The key stage 2 reading test was probably “unduly hard” for pupils with low attainment and special educational needs in 2016, according to exams watchdog Ofqual.
The comprehension test, which was part of the “tougher” primary curriculum started in 2014, was heavily criticised on social media after it was much harder than teachers expected.
SATs results in 2016 showed just 66 per cent of pupils met the standard for reading, compared to 70 per cent in maths and 74 per cent in writing.
Only around half of pupils (53 per cent) met standards in all three areas compared to 80 per cent the year before.
Ofqual has now reviewed the approach taken by the government-led Standards and Testing Agency which designed the reading test.
In particular, Ofqual criticised that the body “did not forsee the intensity of concerns” raised by teachers even before the results came out.
Schools Week regularly reported throughout the year on confusion and worries by teachers surrounding the tests – however, the government forged ahead.
In future, Ofqual has recommended the vetting process the STA uses to judge the tests – including a teaching panel, test review group and inclusion group – might need to “run differently” given the concerns were missed.
Ofqual’s report also found “abrupt transitions” in the middle of question sets, from low-demand to high-demand questions, which could have been difficult for many pupils.
Discussions also highlighted the use of “idiomatic” language which could have disadvantaged pupils with special needs or English as an additional language.
An “old-fashioned feel” to the vocabulary could also have been hard for pupils from poorer backgrounds since these words may not be used at home, representatives told Ofqual.
The exams watchdog agreed it “seemed plausible” the reading test had been “unduly hard to access for at least some pupils” but Ofqual stopped short of saying which pupils were affected.
“We do not have sufficient evidence to reach any definitive conclusion concerning which pupils might have been affected in this way, nor how many pupils, nor to what extent,” said Ofqual.
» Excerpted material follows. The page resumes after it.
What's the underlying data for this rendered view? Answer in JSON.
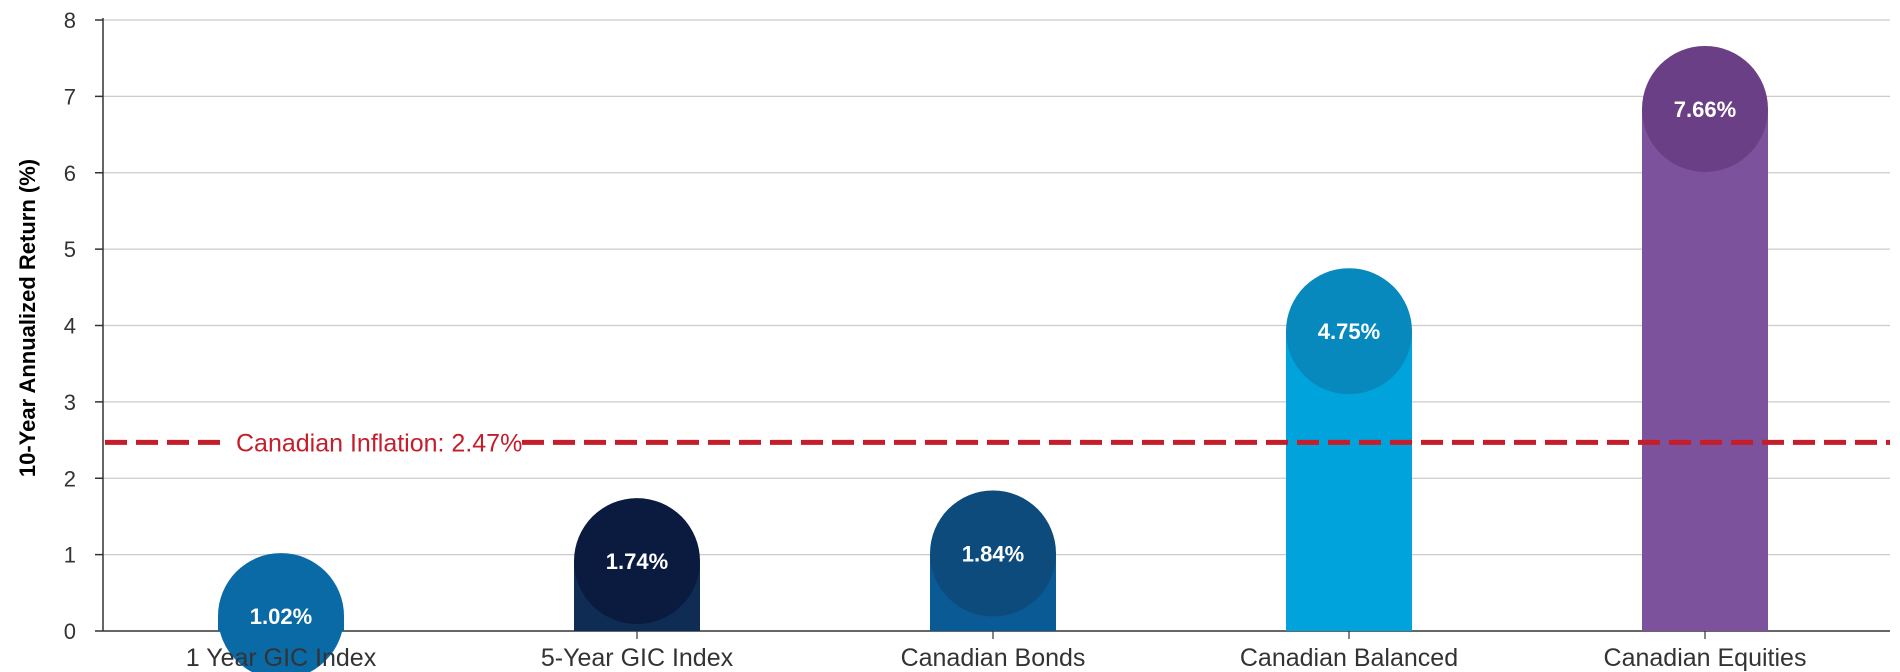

However, social media comments from teachers claiming even high-ability pupils struggled were not backed by the results, said the report.
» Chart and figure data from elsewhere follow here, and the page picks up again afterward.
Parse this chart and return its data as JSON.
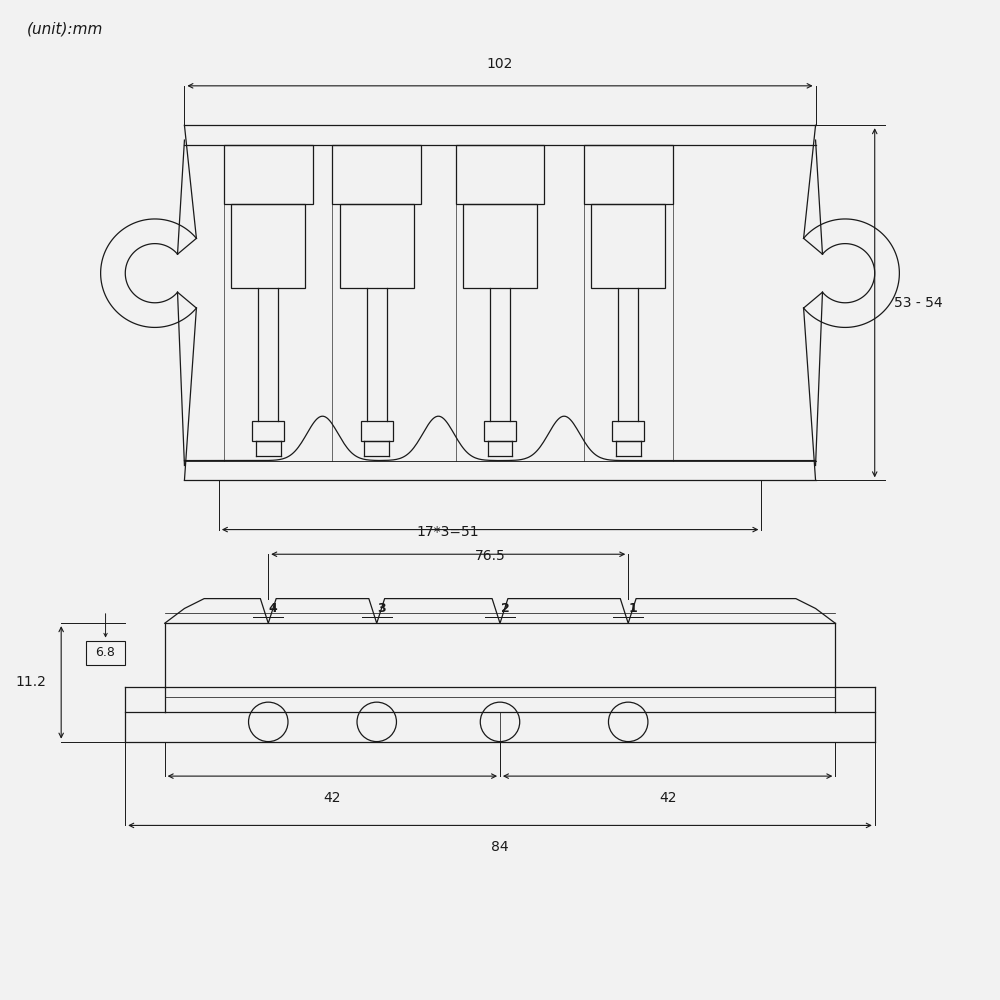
{
  "bg_color": "#f2f2f2",
  "line_color": "#1a1a1a",
  "dim_color": "#1a1a1a",
  "unit_text": "(unit):mm",
  "dim_102": "102",
  "dim_53_54": "53 - 54",
  "dim_76_5": "76.5",
  "dim_17x3": "17*3=51",
  "dim_6_8": "6.8",
  "dim_11_2": "11.2",
  "dim_42a": "42",
  "dim_42b": "42",
  "dim_84": "84",
  "saddle_numbers": [
    "4",
    "3",
    "2",
    "1"
  ],
  "font_size_unit": 11,
  "font_size_dim": 10,
  "font_size_num": 9
}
For our special needs pupils it was almost pencils down
About a quarter of pupils were estimated not to have reached the end of the reading test, but the majority did. One in 20 pupils did not reach the first question for the third text.
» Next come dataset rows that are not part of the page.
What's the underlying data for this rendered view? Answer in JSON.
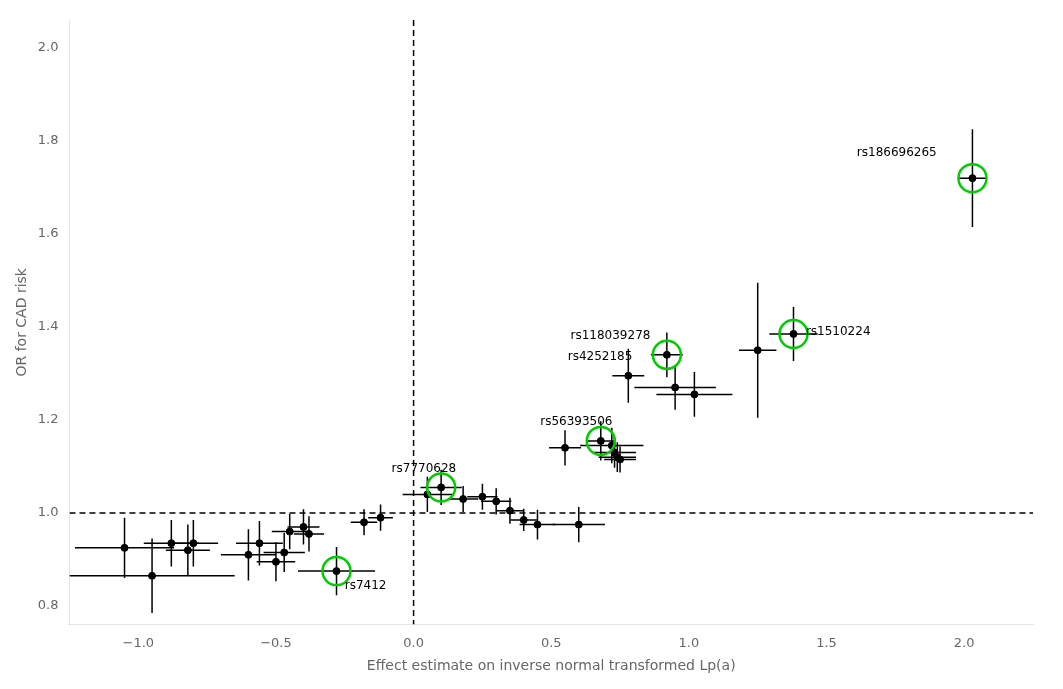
{
  "chart_data": {
    "type": "scatter",
    "xlabel": "Effect estimate on inverse normal transformed Lp(a)",
    "ylabel": "OR for CAD risk",
    "xlim": [
      -1.25,
      2.25
    ],
    "ylim": [
      0.76,
      2.06
    ],
    "xticks": [
      {
        "value": -1.0,
        "label": "−1.0"
      },
      {
        "value": -0.5,
        "label": "−0.5"
      },
      {
        "value": 0.0,
        "label": "0.0"
      },
      0.5,
      {
        "value": 1.0,
        "label": "1.0"
      },
      1.5,
      {
        "value": 2.0,
        "label": "2.0"
      }
    ],
    "yticks": [
      0.8,
      {
        "value": 1.0,
        "label": "1.0"
      },
      1.2,
      1.4,
      1.6,
      1.8,
      {
        "value": 2.0,
        "label": "2.0"
      }
    ],
    "grid": false,
    "series": [
      {
        "color": "#000000",
        "marker": "circle",
        "x": [
          -1.05,
          -0.88,
          -0.82,
          -0.8,
          -0.95,
          -0.6,
          -0.56,
          -0.5,
          -0.47,
          -0.45,
          -0.4,
          -0.38,
          -0.28,
          -0.18,
          -0.12,
          0.05,
          0.1,
          0.18,
          0.25,
          0.3,
          0.35,
          0.4,
          0.45,
          0.55,
          0.6,
          0.68,
          0.72,
          0.73,
          0.74,
          0.75,
          0.78,
          0.92,
          0.95,
          1.02,
          1.25,
          1.38,
          2.03
        ],
        "values": [
          0.925,
          0.935,
          0.92,
          0.935,
          0.865,
          0.91,
          0.935,
          0.895,
          0.915,
          0.96,
          0.97,
          0.955,
          0.875,
          0.98,
          0.99,
          1.04,
          1.055,
          1.03,
          1.035,
          1.025,
          1.005,
          0.985,
          0.975,
          1.14,
          0.975,
          1.155,
          1.145,
          1.13,
          1.12,
          1.115,
          1.295,
          1.34,
          1.27,
          1.255,
          1.35,
          1.385,
          1.72
        ],
        "xerr": [
          0.18,
          0.1,
          0.08,
          0.09,
          0.3,
          0.1,
          0.085,
          0.07,
          0.075,
          0.065,
          0.058,
          0.055,
          0.14,
          0.048,
          0.045,
          0.09,
          0.075,
          0.055,
          0.055,
          0.055,
          0.048,
          0.048,
          0.065,
          0.058,
          0.095,
          0.048,
          0.115,
          0.078,
          0.068,
          0.058,
          0.058,
          0.058,
          0.148,
          0.138,
          0.068,
          0.088,
          0.052
        ],
        "yerr_lo": [
          0.065,
          0.05,
          0.055,
          0.05,
          0.08,
          0.055,
          0.048,
          0.042,
          0.042,
          0.038,
          0.038,
          0.038,
          0.052,
          0.028,
          0.028,
          0.038,
          0.038,
          0.028,
          0.028,
          0.028,
          0.028,
          0.024,
          0.032,
          0.038,
          0.038,
          0.042,
          0.038,
          0.033,
          0.032,
          0.028,
          0.058,
          0.048,
          0.048,
          0.048,
          0.145,
          0.058,
          0.105
        ],
        "yerr_hi": [
          0.065,
          0.05,
          0.055,
          0.05,
          0.08,
          0.055,
          0.048,
          0.042,
          0.042,
          0.038,
          0.038,
          0.038,
          0.052,
          0.028,
          0.028,
          0.038,
          0.038,
          0.028,
          0.028,
          0.028,
          0.028,
          0.024,
          0.032,
          0.038,
          0.038,
          0.042,
          0.038,
          0.033,
          0.032,
          0.028,
          0.058,
          0.048,
          0.048,
          0.048,
          0.145,
          0.058,
          0.105
        ]
      },
      {
        "color": "#00cc00",
        "marker": "open_circle",
        "x": [
          -0.28,
          0.1,
          0.68,
          0.92,
          1.38,
          2.03
        ],
        "values": [
          0.875,
          1.055,
          1.155,
          1.34,
          1.385,
          1.72
        ]
      }
    ],
    "lines": [
      {
        "axis": "x",
        "value": 0.0,
        "color": "#000000",
        "line_style": "dashed"
      },
      {
        "axis": "y",
        "value": 1.0,
        "color": "#000000",
        "line_style": "dashed"
      }
    ],
    "annotations": [
      {
        "x": -0.25,
        "y": 0.83,
        "text": "rs7412"
      },
      {
        "x": -0.08,
        "y": 1.083,
        "text": "rs7770628"
      },
      {
        "x": 0.46,
        "y": 1.183,
        "text": "rs56393506"
      },
      {
        "x": 0.56,
        "y": 1.323,
        "text": "rs4252185"
      },
      {
        "x": 0.57,
        "y": 1.368,
        "text": "rs118039278"
      },
      {
        "x": 1.425,
        "y": 1.377,
        "text": "rs1510224"
      },
      {
        "x": 1.61,
        "y": 1.762,
        "text": "rs186696265"
      }
    ]
  }
}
Christine Kemp-Hall, executive principal at North Ormesby primary academy in Middlesbrough, part of the Academies Enterprise Trust, said her staff were “horrified” when they had opened the paper.
“For our special needs pupils it was almost pencils down,” she said.
Archaic words such as “ancestors”, or a picture of four kinds of columns asking which was a “monument”, would have challenged some secondary school pupils, let alone primary ones, she said.
Such questions had been too difficult for the school’s poorest and most vulnerable pupils as well, who had struggled alongside special educational needs pupils, said Kemp-Hall.
Since the 2016 “experience” the school teaches pupils the test techniques for different types of SATs questions, so they “know the kind of explanation required”.
Julie McCulloch, primary specialist at the Association of School and College Leaders, said the 2017 reading test was already an improvement on the previous year. A group of psychometricians had helped design the test, and the STA had “been careful to choose texts that were more accessible.”
The STA had “worked constructively with teaching and leadership unions” about the standards, she said.
The changes were particularly welcome since the consequence of the 2016 tests had been “challenging for schools”, driving “quite punitive” accountability measures.
A spokesperson for the Department for Education spokesperson said this year’s key stage 2 results “showed the curriculum reforms are starting to raise standards.”
Reforms to the primary assessment system had “freed up teachers to educate and inspire young children, while holding schools to account in a proportionate and effective way.”
Ofqual also published a second report, which evaluated the STA’s approach to designing both the reading and maths tests.
The approach was robust, said the report – but some parts of the national curriculum, such as the need to “discuss and evaluate how authors use language”, might not be amenable to sample testing. This omission meant there was a “risk to validity” around these sorts of questions.
Ofqual used STA test data, its own investigations, independent experts and social media comments for the report.